<center> <h1><font size=7> Case Study C</font> </h1> </center>

# Predicting AirBnB Prices - Example Solution - part 1

This notebook will take the data that was cleaned in the Case Study C part 1 notebook.

This notebook focuses on the analysis of features and regression modelling to predict the "price" of listings

# 1. Import packages

In [None]:
import pandas as pd 
import numpy as np

import sklearn as sk
from sklearn.decomposition import PCA
from sklearn.linear_model import LinearRegression, Ridge, Lasso, ElasticNet, RidgeCV, LassoCV, ElasticNetCV
from sklearn.preprocessing import RobustScaler, PowerTransformer
from sklearn.model_selection import train_test_split
from sklearn.metrics import mean_absolute_error
from sklearn.model_selection import GridSearchCV
from sklearn.neighbors import KNeighborsRegressor

import matplotlib.pyplot as plt

import random
random.seed(123)

%matplotlib inline

# 2. Reading the data

In [None]:
airbnb_df=pd.read_csv('../../data/airbnb/example_cleaned_data.csv')

In [None]:
airbnb_df.columns

In [None]:
airbnb_df

# 3. Exploratory data analysis

## 3.1. Distribution of price

In [None]:
plt.figure(figsize=(20,6))
airbnb_df['price'].plot.density()
plt.plot(airbnb_df['price'], [0.0001]*len(airbnb_df), '|', color='r');

We can see from the above that there are some substantial outliers in our data (£8000 for a night? really?) which may impact our ability to model. The data is positive (prices we hope) and has a long right tail.

In [None]:
airbnb_df['price'][airbnb_df['price'] < 500].plot.density();

In [None]:
# plotting the log of the data shows we have a near lognormal distribution
airbnb_df['price'][airbnb_df['price'] < 500].apply(np.log1p).plot.density();

## 3.2. Impact of factors on price

### 3.2.1. Property type 

In [None]:
airbnb_df.boxplot(column='price', by='property_type', figsize=(20,6), rot=90);

In [None]:
with pd.option_context('display.max_rows', None): # this line stops our Series collapsing
    print(airbnb_df.groupby("property_type")["price"].agg(np.mean).sort_values(ascending=False))

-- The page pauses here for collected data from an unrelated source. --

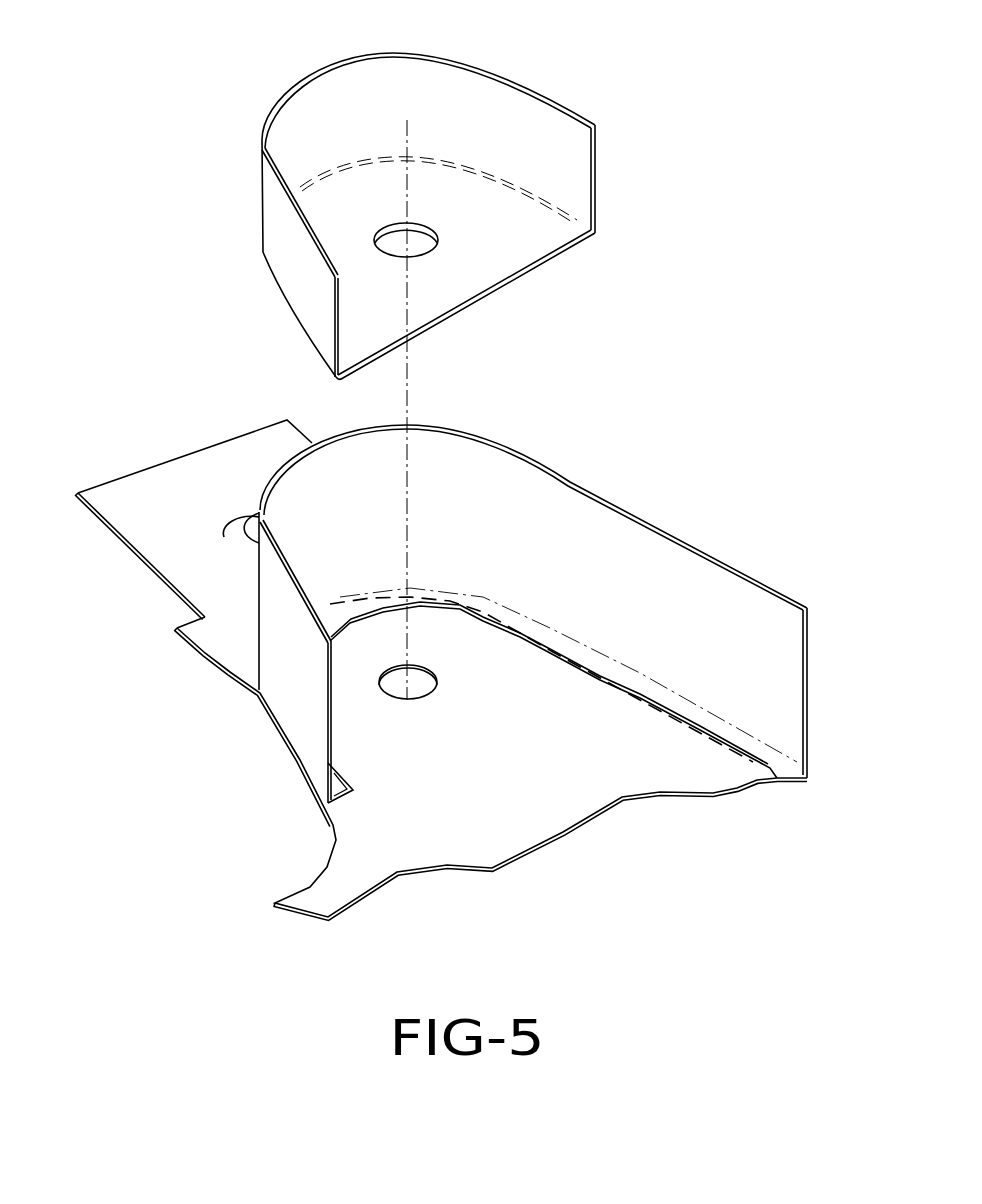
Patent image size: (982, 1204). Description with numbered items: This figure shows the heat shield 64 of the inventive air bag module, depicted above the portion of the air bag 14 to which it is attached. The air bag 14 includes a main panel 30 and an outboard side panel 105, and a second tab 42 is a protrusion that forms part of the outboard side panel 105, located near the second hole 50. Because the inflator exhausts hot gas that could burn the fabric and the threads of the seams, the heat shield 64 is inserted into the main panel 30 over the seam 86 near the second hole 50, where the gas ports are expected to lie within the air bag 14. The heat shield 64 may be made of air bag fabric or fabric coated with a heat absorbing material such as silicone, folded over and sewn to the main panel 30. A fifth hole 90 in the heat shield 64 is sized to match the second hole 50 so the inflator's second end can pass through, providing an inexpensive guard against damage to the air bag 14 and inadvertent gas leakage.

The air bag 14 is at (238, 841).
The main panel 30 is at (659, 627).
The second tab 42 is at (162, 493).
The second hole 50 is at (423, 685).
The heat shield 64 is at (510, 295).
The seam 86 is at (552, 633).
The fifth hole 90 is at (435, 253).
The outboard side panel 105 is at (493, 832).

I would have also done room type, but that's been encoded so can't plot it in a boxplot

### 3.2.2. Reviews

In [None]:
airbnb_df.plot.scatter(x='number_of_reviews', y='price', alpha=0.4, figsize=(20,8));

In [None]:
airbnb_df[airbnb_df["price"] < 500].plot.scatter(x='number_of_reviews', y='price', alpha=0.3, figsize=(20,8));

Excluding the price outliers there isn't a clear relationship. There is not a clear linear relationship, a transformation of the data could better show a relationship.

In [None]:
plt.figure(figsize=(20,8))
plt.scatter(np.log1p(airbnb_df['number_of_reviews']), airbnb_df['price'], alpha=0.3)
plt.title('Price vs log(reviews)');

Potentially some positive correlation, however, this is unclear from plotting alone.

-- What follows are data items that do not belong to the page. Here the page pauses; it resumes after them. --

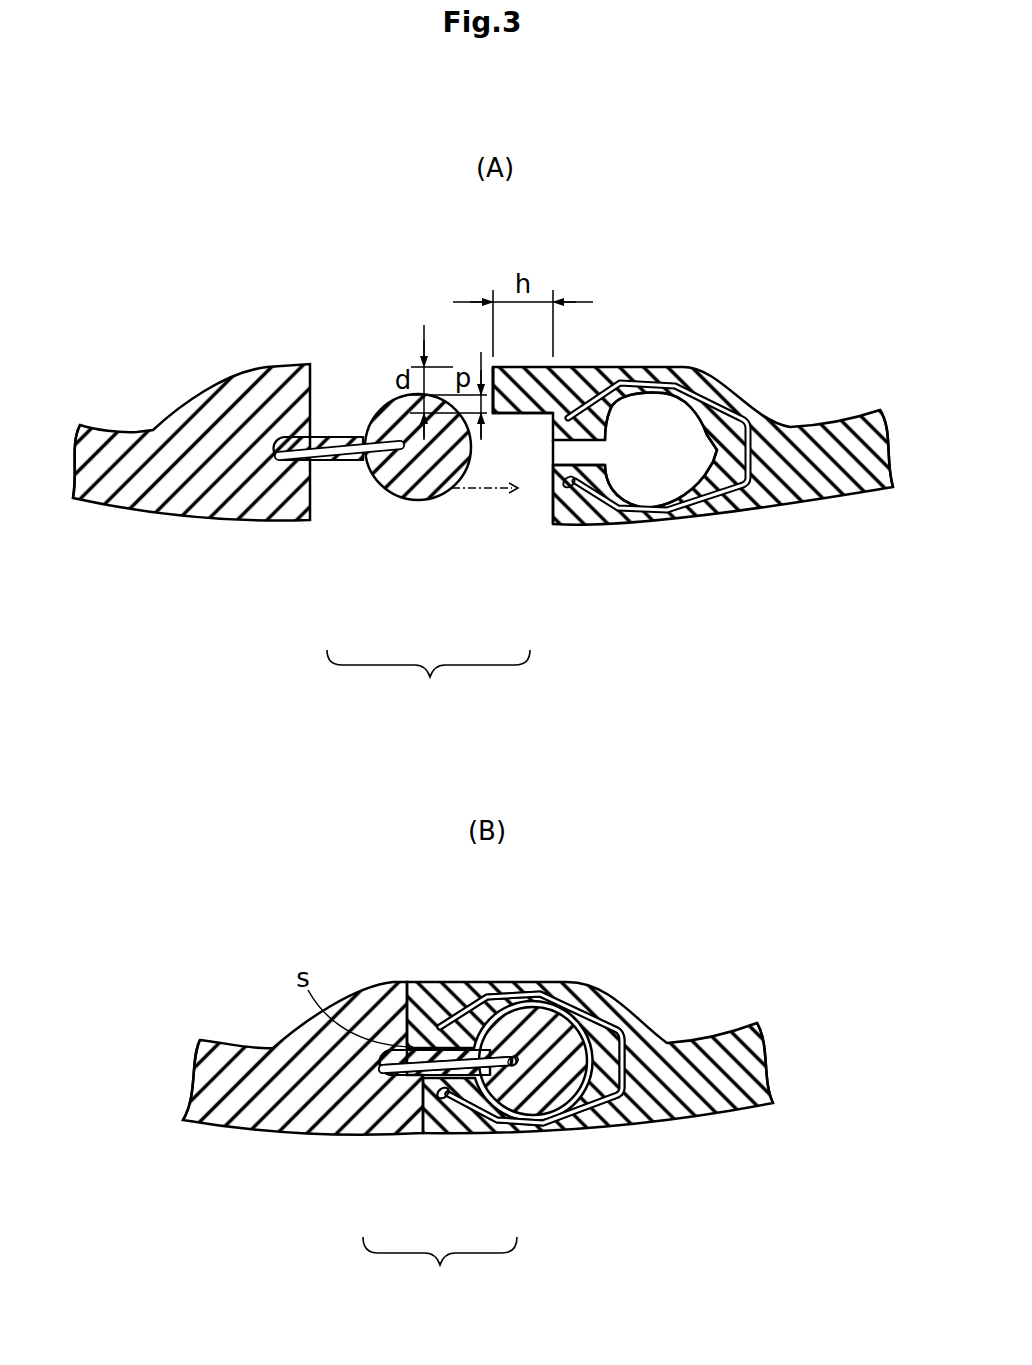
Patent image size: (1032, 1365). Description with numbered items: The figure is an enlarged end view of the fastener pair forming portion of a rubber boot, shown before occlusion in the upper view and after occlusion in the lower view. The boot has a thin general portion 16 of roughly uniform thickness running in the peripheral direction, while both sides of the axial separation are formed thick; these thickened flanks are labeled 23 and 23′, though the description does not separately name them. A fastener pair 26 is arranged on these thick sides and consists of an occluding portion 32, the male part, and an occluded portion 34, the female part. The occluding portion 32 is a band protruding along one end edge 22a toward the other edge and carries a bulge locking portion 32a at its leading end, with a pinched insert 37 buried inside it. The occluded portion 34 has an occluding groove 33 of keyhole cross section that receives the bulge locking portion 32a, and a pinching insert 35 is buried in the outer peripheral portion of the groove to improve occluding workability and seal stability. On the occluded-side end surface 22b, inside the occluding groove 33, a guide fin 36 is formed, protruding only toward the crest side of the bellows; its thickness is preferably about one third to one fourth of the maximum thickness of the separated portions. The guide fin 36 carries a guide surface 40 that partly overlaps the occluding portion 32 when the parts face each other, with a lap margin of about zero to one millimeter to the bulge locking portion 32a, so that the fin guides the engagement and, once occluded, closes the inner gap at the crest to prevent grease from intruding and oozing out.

The general portion 16 is at (121, 487).
The first block member 23 is at (191, 391).
The second block member 23' is at (693, 393).
The one end edge 22a is at (316, 398).
The occluded portion side end surface 22b is at (563, 497).
The fastener pair 26 is at (428, 976).
The occluding portion 32 is at (343, 458).
The bulge locking portion 32a is at (443, 478).
The occluding groove 33 is at (667, 480).
The occluded portion 34 is at (588, 518).
The pinching insert 35 is at (743, 485).
The guide fin 36 is at (545, 392).
The pinched insert 37 is at (326, 462).
The guide surface 40 is at (536, 415).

### 3.2.3. Bathrooms, bedrooms and accomodates

In [None]:
f, ax=plt.subplots(figsize=(4,4))

plt.scatter(x=airbnb_df['bathrooms'], y=airbnb_df['price'], alpha=0.2);

Some outliers with high price or high bathroom number, but in this visualisation difficult to see a clear relationship.

In [None]:
f, ax=plt.subplots(figsize=(4,4))
airbnb_df_subset = airbnb_df[airbnb_df['price'] < 500]
plt.scatter(x=airbnb_df_subset['bathrooms'], y=airbnb_df_subset['price'], alpha=0.2);

There appears to be *some* correlation, or at least a relationship. The outlier high bathrooms do tend to cost more. The properties with no bathrooms cost less in general, there is some trend between.

In [None]:
f, ax=plt.subplots(figsize=(4,4))

plt.scatter(x=airbnb_df['bedrooms'], y=airbnb_df['price']);



In [None]:
f, ax=plt.subplots(figsize=(4,4))

plt.scatter(x=airbnb_df['accommodates'], y=airbnb_df['price']);

# 4. Feature engineering

Out non-numeric columns need to be converted into numerical formats.

In [None]:
engineered_df = airbnb_df.copy()

# take the log of reviews as new feature
engineered_df['logreviews'] = np.log1p(engineered_df['number_of_reviews'])  

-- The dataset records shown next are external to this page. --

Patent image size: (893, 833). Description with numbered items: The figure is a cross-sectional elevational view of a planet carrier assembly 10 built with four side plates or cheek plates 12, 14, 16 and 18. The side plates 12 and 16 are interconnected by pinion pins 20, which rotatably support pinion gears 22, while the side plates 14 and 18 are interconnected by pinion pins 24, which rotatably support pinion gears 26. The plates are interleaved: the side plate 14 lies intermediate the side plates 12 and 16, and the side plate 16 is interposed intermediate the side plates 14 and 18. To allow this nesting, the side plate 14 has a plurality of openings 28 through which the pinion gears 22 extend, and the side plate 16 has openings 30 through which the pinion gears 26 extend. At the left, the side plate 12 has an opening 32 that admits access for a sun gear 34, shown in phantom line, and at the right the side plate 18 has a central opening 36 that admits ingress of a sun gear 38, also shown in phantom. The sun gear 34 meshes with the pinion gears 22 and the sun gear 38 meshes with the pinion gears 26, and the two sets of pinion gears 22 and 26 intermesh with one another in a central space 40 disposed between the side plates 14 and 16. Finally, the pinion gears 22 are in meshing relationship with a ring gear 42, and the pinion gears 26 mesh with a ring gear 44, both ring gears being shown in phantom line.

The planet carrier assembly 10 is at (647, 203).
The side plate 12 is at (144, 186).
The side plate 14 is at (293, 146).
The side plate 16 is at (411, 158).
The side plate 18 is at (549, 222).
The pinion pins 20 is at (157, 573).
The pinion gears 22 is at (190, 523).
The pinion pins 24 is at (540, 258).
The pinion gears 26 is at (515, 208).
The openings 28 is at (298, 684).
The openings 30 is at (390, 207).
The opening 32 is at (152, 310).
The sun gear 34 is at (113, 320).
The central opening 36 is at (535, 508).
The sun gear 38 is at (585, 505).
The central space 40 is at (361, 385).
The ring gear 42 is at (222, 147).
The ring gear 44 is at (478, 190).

engineered_df = pd.get_dummies(engineered_df, columns=[
                               'city'])  # OHE the cities

In [None]:
engineered_df

# 5.Inital Model

In [None]:
engineered_df.columns

In [None]:
# select features and target
# remove unique features and unneeded features

features = engineered_df.drop(columns=['id', 'property_type', 'LSOA11CD', 'price', 
                                       'number_of_reviews', 'neighbourhood_cleansed'])
target = engineered_df['price']  

In [None]:
# create a train / test split
# the earlier we do this, the better with regards to
# influencing our decisions using the test set
X_train, X_test, y_train, y_test = train_test_split(features, target, test_size=0.2, random_state=123)

In [None]:
scaler = RobustScaler()

# fit scaler to training data
# robust scaling all numeric features, we have some data with significant outliers
# we do not want impacting our scales
X_train_scaled = scaler.fit_transform(X=X_train)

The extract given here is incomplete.